Great video! Can you say how you install decompiler for cutter? Thanks

@RazviOverflow 2 жыл бұрын

Thank you! The decompiler is installed by default. From their repo I download the AppImage file and simply execute it.

@JoPraveen 2 жыл бұрын

Nicee ✨💯

@rhyswong6779 2 ай бұрын

Sorry as I am kind of new to using Cutter, but when I use Cutter on my end my theory is that it somehow adds the 0x8 of the ebp to the variable?
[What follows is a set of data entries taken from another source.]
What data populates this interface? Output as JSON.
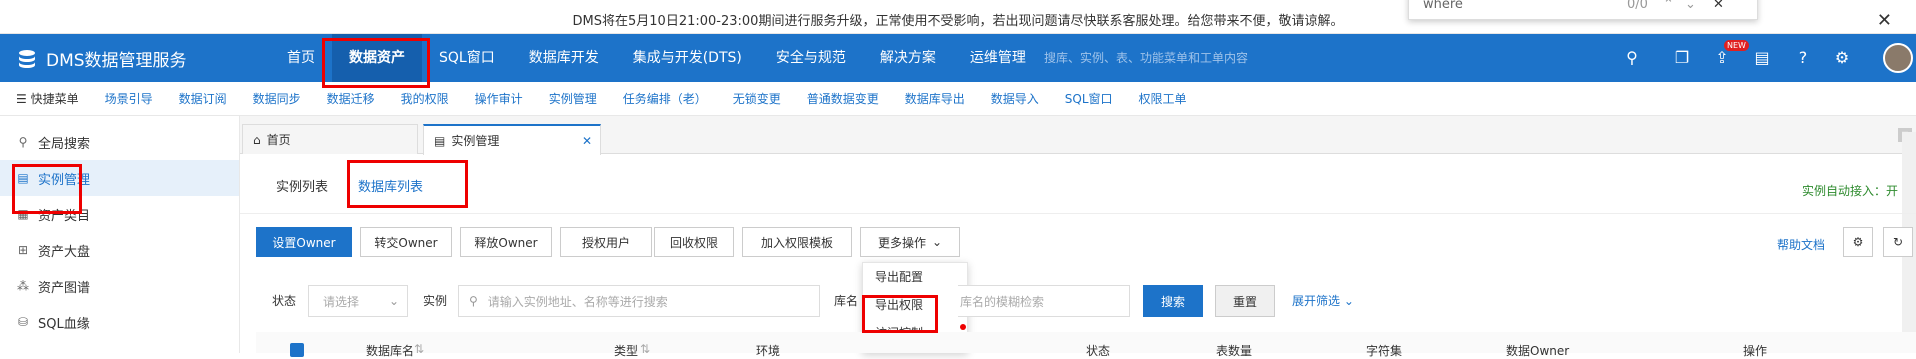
{
  "notice": {
    "text": "DMS将在5月10日21:00-23:00期间进行服务升级，正常使用不受影响，若出现问题请尽快联系客服处理。给您带来不便，敬请谅解。"
  },
  "findbar": {
    "query": "where",
    "count": "0/0"
  },
  "header": {
    "brand": "DMS数据管理服务",
    "nav": [
      "首页",
      "数据资产",
      "SQL窗口",
      "数据库开发",
      "集成与开发(DTS)",
      "安全与规范",
      "解决方案",
      "运维管理"
    ],
    "search_placeholder": "搜库、实例、表、功能菜单和工单内容",
    "new_badge": "NEW"
  },
  "quickbar": {
    "menu_label": "快捷菜单",
    "items": [
      "场景引导",
      "数据订阅",
      "数据同步",
      "数据迁移",
      "我的权限",
      "操作审计",
      "实例管理",
      "任务编排（老）",
      "无锁变更",
      "普通数据变更",
      "数据库导出",
      "数据导入",
      "SQL窗口",
      "权限工单"
    ]
  },
  "sidebar": {
    "items": [
      {
        "label": "全局搜索",
        "icon": "search-icon"
      },
      {
        "label": "实例管理",
        "icon": "instance-icon"
      },
      {
        "label": "资产类目",
        "icon": "catalog-icon"
      },
      {
        "label": "资产大盘",
        "icon": "dashboard-icon"
      },
      {
        "label": "资产图谱",
        "icon": "graph-icon"
      },
      {
        "label": "SQL血缘",
        "icon": "lineage-icon"
      }
    ]
  },
  "tabs": [
    {
      "label": "首页"
    },
    {
      "label": "实例管理"
    }
  ],
  "subtabs": {
    "instance_list": "实例列表",
    "db_list": "数据库列表",
    "auto_access": "实例自动接入：开"
  },
  "toolbar": {
    "buttons": [
      "设置Owner",
      "转交Owner",
      "释放Owner",
      "授权用户",
      "回收权限",
      "加入权限模板"
    ],
    "more": "更多操作",
    "help": "帮助文档"
  },
  "dropdown": {
    "items": [
      "导出配置",
      "导出权限",
      "访问控制"
    ]
  },
  "filters": {
    "status_label": "状态",
    "status_placeholder": "请选择",
    "instance_label": "实例",
    "instance_placeholder": "请输入实例地址、名称等进行搜索",
    "dbname_label": "库名",
    "dbname_placeholder": "库名的模糊检索",
    "search_btn": "搜索",
    "reset_btn": "重置",
    "expand": "展开筛选"
  },
  "table": {
    "headers": [
      "数据库名",
      "类型",
      "环境",
      "状态",
      "表数量",
      "字符集",
      "数据Owner",
      "操作"
    ]
  }
}
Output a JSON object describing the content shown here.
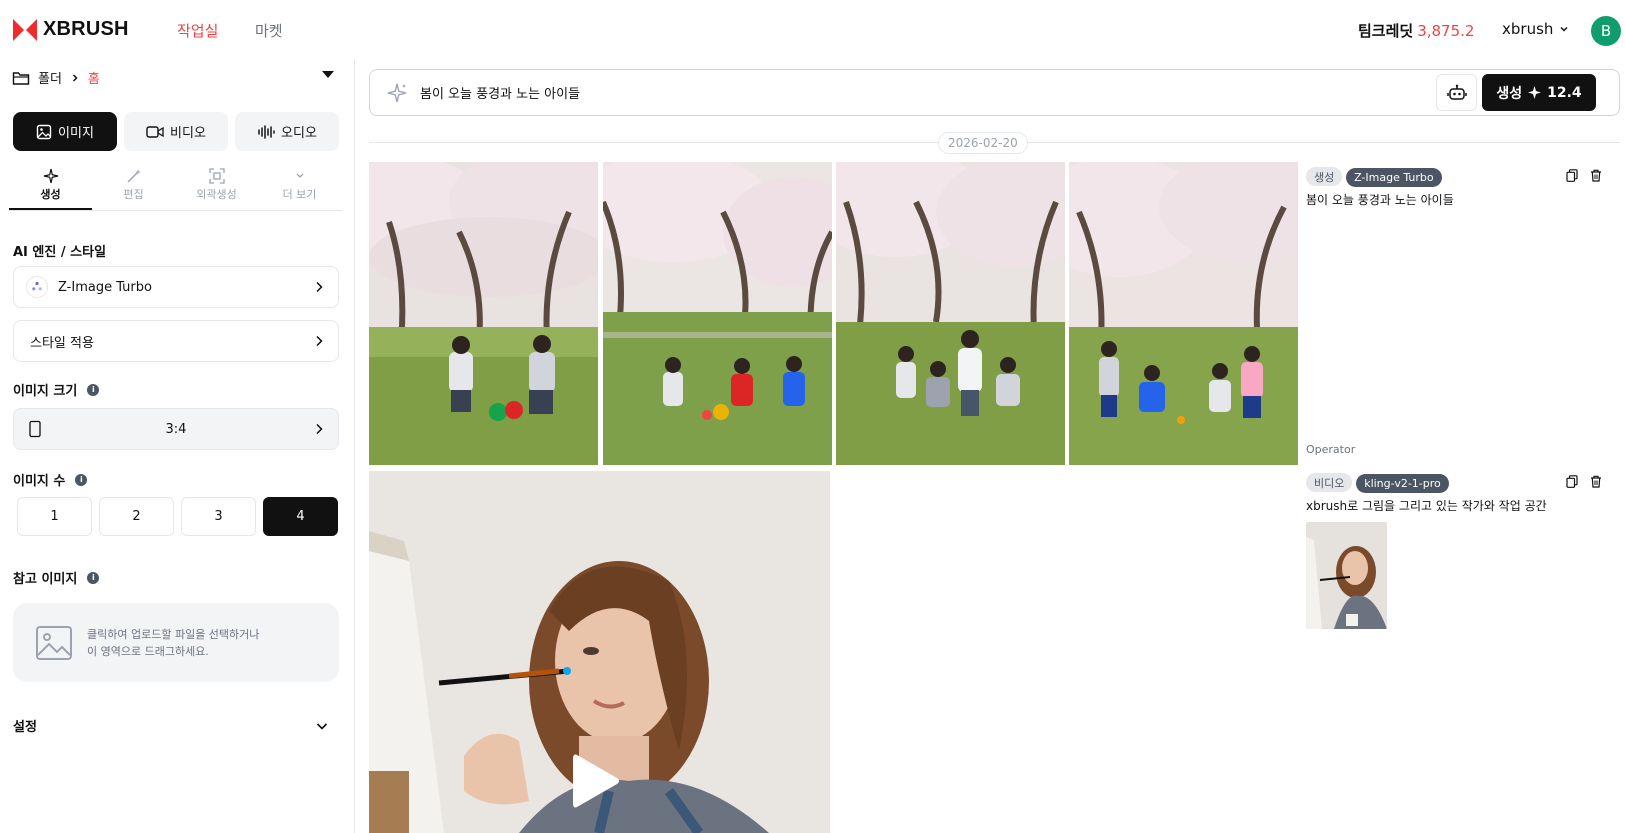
{
  "header": {
    "brand": "XBRUSH",
    "nav": [
      {
        "label": "작업실",
        "active": true
      },
      {
        "label": "마켓",
        "active": false
      }
    ],
    "credits_label": "팀크레딧",
    "credits_value": "3,875.2",
    "username": "xbrush",
    "avatar_initial": "B",
    "accent_color": "#ef4444"
  },
  "sidebar": {
    "breadcrumb": {
      "folder": "폴더",
      "current": "홈"
    },
    "modes": [
      {
        "label": "이미지",
        "icon": "image-icon",
        "active": true
      },
      {
        "label": "비디오",
        "icon": "video-icon",
        "active": false
      },
      {
        "label": "오디오",
        "icon": "audio-wave-icon",
        "active": false
      }
    ],
    "subtabs": [
      {
        "label": "생성",
        "icon": "sparkle-icon",
        "active": true
      },
      {
        "label": "편집",
        "icon": "wand-icon",
        "active": false
      },
      {
        "label": "외곽생성",
        "icon": "expand-icon",
        "active": false
      },
      {
        "label": "더 보기",
        "icon": "chevron-down-icon",
        "active": false
      }
    ],
    "engine_section": "AI 엔진 / 스타일",
    "engine_value": "Z-Image Turbo",
    "style_value": "스타일 적용",
    "size_section": "이미지 크기",
    "size_value": "3:4",
    "count_section": "이미지 수",
    "counts": [
      "1",
      "2",
      "3",
      "4"
    ],
    "selected_count": "4",
    "reference_section": "참고 이미지",
    "upload_line1": "클릭하여 업로드할 파일을 선택하거나",
    "upload_line2": "이 영역으로 드래그하세요.",
    "settings_label": "설정"
  },
  "prompt": {
    "value": "봄이 오늘 풍경과 노는 아이들",
    "generate_label": "생성",
    "generate_cost": "12.4"
  },
  "feed": {
    "date": "2026-02-20",
    "entries": [
      {
        "type_tag": "생성",
        "model_tag": "Z-Image Turbo",
        "prompt": "봄이 오늘 풍경과 노는 아이들"
      },
      {
        "operator": "Operator",
        "type_tag": "비디오",
        "model_tag": "kling-v2-1-pro",
        "prompt": "xbrush로 그림을 그리고 있는 작가와 작업 공간"
      }
    ]
  }
}
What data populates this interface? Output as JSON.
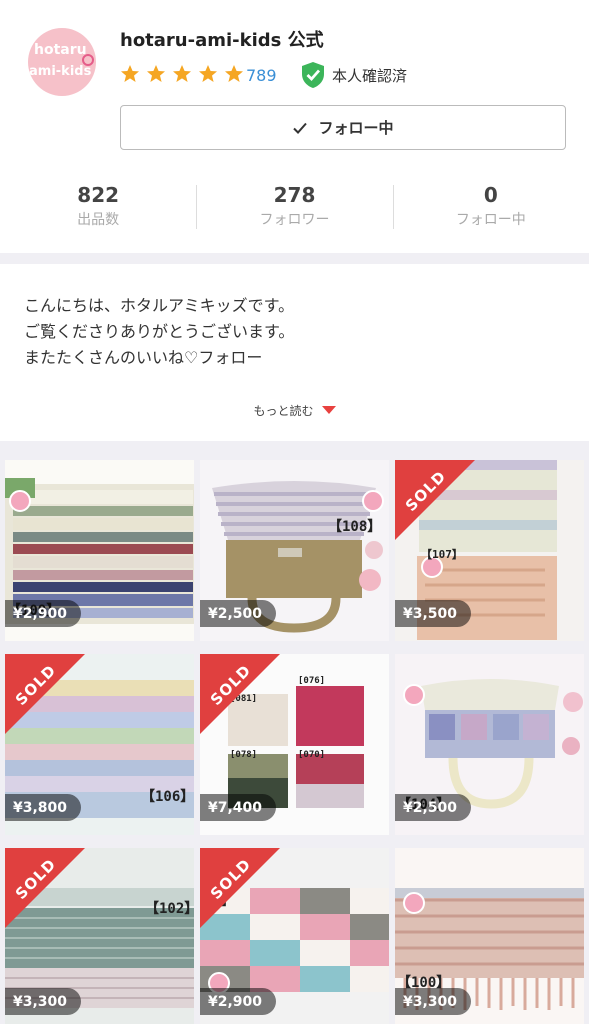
{
  "shop": {
    "avatar_line1": "hotaru",
    "avatar_line2": "ami-kids",
    "name": "hotaru-ami-kids 公式",
    "rating_count": "789",
    "verified_label": "本人確認済",
    "follow_label": "フォロー中"
  },
  "stats": [
    {
      "value": "822",
      "label": "出品数"
    },
    {
      "value": "278",
      "label": "フォロワー"
    },
    {
      "value": "0",
      "label": "フォロー中"
    }
  ],
  "intro": {
    "lines": [
      "こんにちは、ホタルアミキッズです。",
      "ご覧くださりありがとうございます。",
      "またたくさんのいいね♡フォロー"
    ],
    "more_label": "もっと読む"
  },
  "items": [
    {
      "price": "¥2,900",
      "tag": "【109】",
      "sold": false
    },
    {
      "price": "¥2,500",
      "tag": "【108】",
      "sold": false
    },
    {
      "price": "¥3,500",
      "tag": "【107】",
      "sold": true
    },
    {
      "price": "¥3,800",
      "tag": "【106】",
      "sold": true
    },
    {
      "price": "¥7,400",
      "tag": "",
      "sold": true,
      "sub_tags": [
        "[081]",
        "[076]",
        "[078]",
        "[070]"
      ]
    },
    {
      "price": "¥2,500",
      "tag": "【104】",
      "sold": false
    },
    {
      "price": "¥3,300",
      "tag": "【102】",
      "sold": true
    },
    {
      "price": "¥2,900",
      "tag": "01】",
      "sold": true
    },
    {
      "price": "¥3,300",
      "tag": "【100】",
      "sold": false
    }
  ],
  "sold_label": "SOLD",
  "colors": {
    "accent": "#e0403f",
    "star": "#f5a623",
    "link": "#3a8fd6",
    "verified": "#3cb55a"
  }
}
So instead of it being 0x20 like in the video its 0x28. I say this become my exploit dosen't work if I add the extra padding for the 8 bytes on top of 0x28

@RazviOverflow 2 ай бұрын

Hello, take a look at this question: reverseengineering.stackexchange.com/questions/32317/cutter-shows-addresses-relative-to-stack-but-not-rbp-how-to-change-it

@00habib00 2 жыл бұрын

great man!!!

@RazviOverflow 2 жыл бұрын

Thank you!! Stay tuned, more to come.

@lanadweikk 8 ай бұрын

i don't understand why sometimes we use "p64" and others "p32", can you please explain?

@RazviOverflow 8 ай бұрын

p64() packs a 64bit int (8 bytes), while p32() packs a 32bit int (4 bytes). docs.pwntools.com/en/stable/util/packing.html#pwnlib.util.packing.p32 Depending on the number of bytes you are trying to pack you must use one or the other.